Texas abortion providers were given green light by the Supreme Court on Friday to pursue a federal lawsuit challenging the controversial law that bans abortion after six weeks of pregnancy.

The Supreme Court’s ruling did not deal directly with the legality of the law, known as SB8, which gives people the right to sue doctors who perform an abortion past six weeks so it remains in force for now.

Federal courts, on the other hand, now have the power to review their legal challenge against some of the defendants named in lawsuits.

S.B. 8, which contains no exceptions for rape or incest, authorizes citizens to file private lawsuits against persons/institutions who perform, aid, or abet an abortion after a fetal cardiac activity is detected,  and successful suits fetch at least $10,000.

Providers are allowed by the ruling to pursue a constitutional challenge in lower federal courts that, if successful, could prevent state licensing officials from seeking to enforce violations of the abortion ban.

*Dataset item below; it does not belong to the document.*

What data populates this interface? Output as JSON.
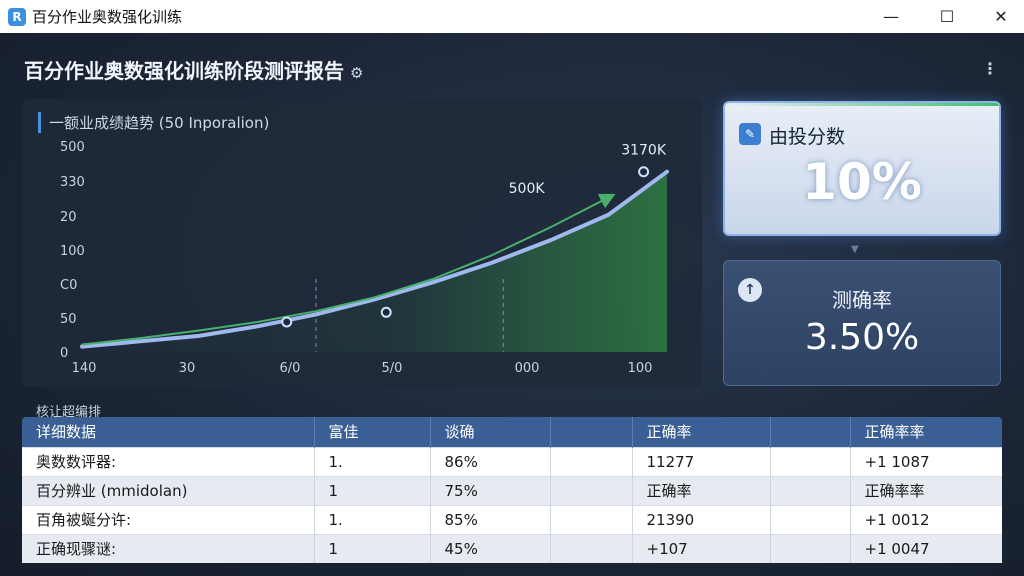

The majority handed abortion providers a modest win in an 8-1 opinion by Justice Neil Gorsuchm but its practical impact was not immediately certain although some legal experts say the ruling had given Texas a roadmap for blocking these lawsuits.

According to Erwin Chemerinsky, dean of the University of California, Berkeley School of Law, who called Texas’s abortion ban blatantly unconstitutional, no one in Texas could be sued to enjoin the law if Texas were to revise the statute to make clear that the licensing officials play absolutely no role in its implementing.

The opinion that Justice Clarence Thomas wrote separately says he would’ve dismissed the case. In another separate opinion, Chief Justice John Roberts and the court’s three liberals called Texas’s law unconstitutional under Roe v. Wade and other Supreme Court precedent.

A similar challenge brought by the Department of Justice was dismissed by the justices in a separate opinion. They also dismissed by majority’s ruling the abortion providers’ suits against Texas’s AG and a number of state court judges and clerks and a private citizen.